Seu corpo reagiu no último segundo, diante da única coisa que possivelmente o defenderia na sala inteira. Em velocidade máxima, usou de toda a força em seu corpo inteiro para levantar a mesa usada pelos professores e se esconder atrás dela.
— Isso! Continue prolongando o inevitável! — exclamou o assassino. — Essa sua barreira aí não vai durar dois minutos nas suas mãos...!
Os impactos contundentes de tudo o que atingia a superfície rígida denunciavam a falta de segurança na estratégia, onde Mark sequer conseguia respirar sem que um mero caco de vidro acabasse por lascar fora um pedaço grande de madeira.
“Merda... Merda! MERDA...! Eu não posso deixar isso ficar assim...!”
Cada choque fazia a mesa verticalizada vibrar por inteiro, como se estivesse a ser acertada por múltiplas marteladas por segundo.
Não demorou muito e a sala de aula havia se tornado uma representação total da loucura. Lápis e outros pequenos objetos eram jogados como balas de rifle e arrancavam fatias absurdamente enormes daquela que era dita ser uma das madeiras mais resistentes e nobres presentes no território dos EUA.
Sequer por um momento duvidou que não passaria de um cadáver sem pele àquela altura, se houvesse resolvido encarar de frente.
— EI...! — Mark atreveu-se a chamá-lo. — SEU ARROMBADO DESGRAÇADO! Depois que eu passar dessa merda... DEPOIS QUE EU PLANTAR A MINHA MÃO NO MEIO DESSA SUA CARA...!
— Vai fazer o quê?! Me bater até eu chorar?! Ah, por favor...! Não acha que já tá na hora de parar de bancar o durão e só aceitar que tu não passa de ser o merda que afirma que os outros são?
O ricochete das “balas” danificava até mesmo as próprias paredes, e mesmo desaceleradas pelo choque contra a madeira, alguns fragmentos que atingiam na angulação correta ainda acumulavam energia cinética suficiente para estourar as lâmpadas da sala.
Ao atingirem a mesa, a maioria dos objetos se quebrava em pedaços menores e estes se espalhavam por toda parte, efetivamente multiplicando o arsenal dele.
— Qual é o problema?! Gostou?! Em nenhum momento eu disse que não poderia aumentar a velocidade e a força de impacto!
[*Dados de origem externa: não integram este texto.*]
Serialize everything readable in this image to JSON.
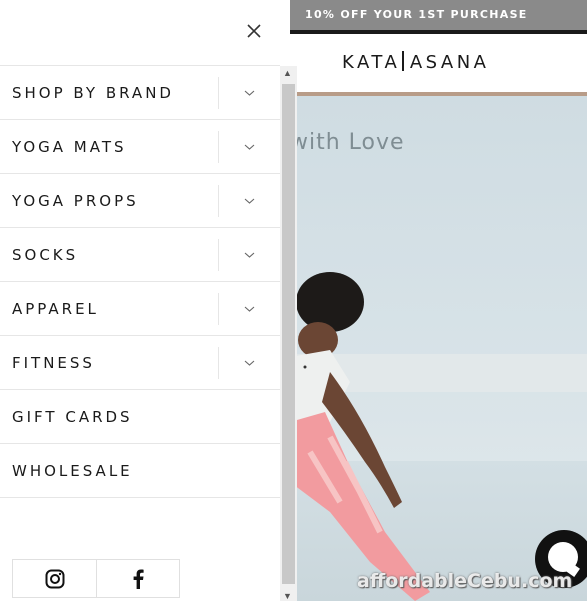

Essas coisas podem ir tão rápido que essa mesa, não importa o quão forte seja, vai cair!
Vários buracos foram continuamente perfurados nas paredes. A sala de aula não seria mais inutilizável depois disso.
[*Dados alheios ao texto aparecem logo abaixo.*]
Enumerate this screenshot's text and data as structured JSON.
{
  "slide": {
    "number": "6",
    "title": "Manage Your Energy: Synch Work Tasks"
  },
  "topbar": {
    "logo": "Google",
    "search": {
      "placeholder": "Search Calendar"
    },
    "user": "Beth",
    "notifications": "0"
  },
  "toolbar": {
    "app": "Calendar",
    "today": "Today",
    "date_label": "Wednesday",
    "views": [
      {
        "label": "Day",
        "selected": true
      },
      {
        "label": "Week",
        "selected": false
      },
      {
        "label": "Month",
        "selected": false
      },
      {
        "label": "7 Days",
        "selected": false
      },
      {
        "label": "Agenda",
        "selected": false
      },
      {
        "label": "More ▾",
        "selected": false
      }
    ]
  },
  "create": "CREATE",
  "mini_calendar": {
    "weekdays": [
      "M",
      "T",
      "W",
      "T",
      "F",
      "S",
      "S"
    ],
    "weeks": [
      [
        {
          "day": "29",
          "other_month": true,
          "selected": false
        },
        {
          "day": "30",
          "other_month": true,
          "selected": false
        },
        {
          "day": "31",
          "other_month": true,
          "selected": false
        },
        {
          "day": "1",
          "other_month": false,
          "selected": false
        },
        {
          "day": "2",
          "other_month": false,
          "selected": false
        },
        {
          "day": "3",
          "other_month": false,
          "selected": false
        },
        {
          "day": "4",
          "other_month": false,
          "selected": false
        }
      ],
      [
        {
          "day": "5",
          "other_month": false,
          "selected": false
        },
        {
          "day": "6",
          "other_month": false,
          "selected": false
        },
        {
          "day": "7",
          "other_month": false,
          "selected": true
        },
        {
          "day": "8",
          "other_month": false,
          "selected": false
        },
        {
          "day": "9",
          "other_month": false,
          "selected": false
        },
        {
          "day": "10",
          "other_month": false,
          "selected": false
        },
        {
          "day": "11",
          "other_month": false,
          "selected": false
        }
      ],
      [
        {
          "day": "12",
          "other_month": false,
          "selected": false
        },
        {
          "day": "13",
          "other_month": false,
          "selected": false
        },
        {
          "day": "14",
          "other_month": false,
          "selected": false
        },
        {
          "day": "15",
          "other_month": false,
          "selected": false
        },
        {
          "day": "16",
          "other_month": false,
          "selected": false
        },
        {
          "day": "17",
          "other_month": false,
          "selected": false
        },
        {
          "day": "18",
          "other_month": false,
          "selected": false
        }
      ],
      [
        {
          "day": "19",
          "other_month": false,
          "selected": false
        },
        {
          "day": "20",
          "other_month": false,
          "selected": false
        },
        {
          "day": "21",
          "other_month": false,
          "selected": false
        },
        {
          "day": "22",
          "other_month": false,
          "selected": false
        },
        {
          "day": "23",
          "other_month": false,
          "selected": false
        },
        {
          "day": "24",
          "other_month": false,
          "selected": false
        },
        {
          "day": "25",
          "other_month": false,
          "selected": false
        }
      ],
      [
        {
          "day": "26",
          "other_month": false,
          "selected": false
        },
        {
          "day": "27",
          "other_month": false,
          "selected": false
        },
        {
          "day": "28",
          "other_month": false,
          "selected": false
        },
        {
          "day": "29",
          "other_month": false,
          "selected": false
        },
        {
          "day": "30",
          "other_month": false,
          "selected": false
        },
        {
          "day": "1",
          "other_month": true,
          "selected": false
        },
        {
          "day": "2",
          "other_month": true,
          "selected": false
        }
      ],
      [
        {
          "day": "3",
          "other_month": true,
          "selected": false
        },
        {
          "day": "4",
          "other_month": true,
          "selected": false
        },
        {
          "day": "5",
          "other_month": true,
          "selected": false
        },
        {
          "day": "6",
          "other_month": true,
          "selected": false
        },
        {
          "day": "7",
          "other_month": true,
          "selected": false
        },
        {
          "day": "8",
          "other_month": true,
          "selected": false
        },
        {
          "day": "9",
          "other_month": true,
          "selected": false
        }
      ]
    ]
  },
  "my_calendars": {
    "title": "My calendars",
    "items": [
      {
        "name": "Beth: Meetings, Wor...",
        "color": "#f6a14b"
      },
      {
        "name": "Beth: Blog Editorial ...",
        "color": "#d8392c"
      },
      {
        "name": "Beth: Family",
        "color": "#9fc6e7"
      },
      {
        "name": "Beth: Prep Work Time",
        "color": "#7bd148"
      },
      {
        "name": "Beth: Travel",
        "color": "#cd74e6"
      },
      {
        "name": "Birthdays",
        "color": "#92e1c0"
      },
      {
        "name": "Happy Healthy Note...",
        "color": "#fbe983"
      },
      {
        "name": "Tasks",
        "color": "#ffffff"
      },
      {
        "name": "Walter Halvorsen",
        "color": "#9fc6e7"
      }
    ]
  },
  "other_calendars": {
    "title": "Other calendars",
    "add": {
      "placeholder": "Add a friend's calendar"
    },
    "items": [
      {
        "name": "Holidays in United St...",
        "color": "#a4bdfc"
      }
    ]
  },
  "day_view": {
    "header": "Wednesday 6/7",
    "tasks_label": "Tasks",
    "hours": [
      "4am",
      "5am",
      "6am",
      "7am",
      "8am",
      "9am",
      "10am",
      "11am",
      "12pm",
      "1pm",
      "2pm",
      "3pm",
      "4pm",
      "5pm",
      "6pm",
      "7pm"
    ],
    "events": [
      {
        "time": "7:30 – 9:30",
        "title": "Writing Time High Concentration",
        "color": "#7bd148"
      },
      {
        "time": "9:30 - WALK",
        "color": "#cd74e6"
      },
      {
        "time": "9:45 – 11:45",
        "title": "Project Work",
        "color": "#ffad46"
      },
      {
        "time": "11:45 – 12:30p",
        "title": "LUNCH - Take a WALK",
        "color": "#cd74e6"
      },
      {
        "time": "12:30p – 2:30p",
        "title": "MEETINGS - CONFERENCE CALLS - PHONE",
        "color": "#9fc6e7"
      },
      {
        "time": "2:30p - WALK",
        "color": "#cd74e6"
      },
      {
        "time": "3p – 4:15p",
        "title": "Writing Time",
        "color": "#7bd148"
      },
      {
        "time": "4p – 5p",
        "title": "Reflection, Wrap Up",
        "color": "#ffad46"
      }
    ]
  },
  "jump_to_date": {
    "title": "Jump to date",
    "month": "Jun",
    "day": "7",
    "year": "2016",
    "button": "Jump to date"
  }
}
“Ah, mas esse arrombado...! Eu tenho que conseguir pensar em algo... E segurar pelo menos até a Lira chegar...!”
A habilidade de Mark em criar ilusões se tornava inútil no instante em que não existia mais a incógnita de localização entre ele e seu oponente. Nesse contexto, o rapaz de cabelos castanhos sabia que ele não tinha como sair de onde se encontrava no momento.
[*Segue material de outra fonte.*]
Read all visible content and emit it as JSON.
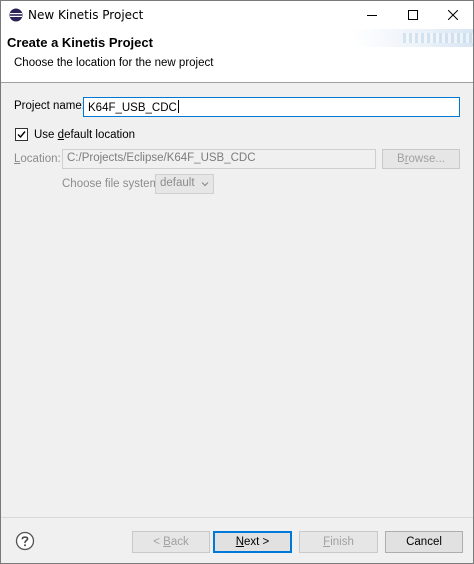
{
  "window": {
    "title": "New Kinetis Project"
  },
  "banner": {
    "heading": "Create a Kinetis Project",
    "description": "Choose the location for the new project"
  },
  "form": {
    "project_name_label": "Project name:",
    "project_name_value": "K64F_USB_CDC",
    "use_default_prefix": "Use ",
    "use_default_mnemonic": "d",
    "use_default_suffix": "efault location",
    "use_default_checked": true,
    "location_mnemonic": "L",
    "location_rest": "ocation:",
    "location_value": "C:/Projects/Eclipse/K64F_USB_CDC",
    "browse_mnemonic": "r",
    "browse_prefix": "B",
    "browse_suffix": "owse...",
    "file_system_label": "Choose file system:",
    "file_system_value": "default"
  },
  "footer": {
    "back_prefix": "< ",
    "back_mnemonic": "B",
    "back_suffix": "ack",
    "next_mnemonic": "N",
    "next_suffix": "ext >",
    "finish_mnemonic": "F",
    "finish_suffix": "inish",
    "cancel_label": "Cancel"
  },
  "icons": {
    "app": "eclipse-icon",
    "help": "help-icon",
    "minimize": "minimize-icon",
    "maximize": "maximize-icon",
    "close": "close-icon"
  },
  "colors": {
    "focus": "#0078d7",
    "disabled_text": "#8c8c8c"
  }
}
Movimento significaria uma sentença de morte. Podiam ainda não serem tão intensas quanto balas lançadas por uma arma real, mas não havia como dizer se aguentaria sequer um mísero segundo de contato direto com os projéteis.
Para piorar a situação, sempre esteve cego demais às possíveis fraquezas desse poder, se havia uma. Em sua raiva contra uma pessoa específica, deixou seus sentimentos cobrirem o raciocínio.
“Samantha...! Assim que eu sair daqui... EU VOU TE MATAR...!”
Aquele nome significava bastante; bem mais do que ele admitiria para qualquer um.
... ... ...
Os objetos continuavam chegando e Mark continuou a defendê-los, mas sua defesa não duraria mais. Já eram visíveis rachaduras na madeira e as extremidades da mesa estavam lascadas e destruídas.
Ele estava nas mãos do ataque inimigo.
“Eu não posso me deixar ter um fim tão patético assim... Morrer para um monte de canetas!”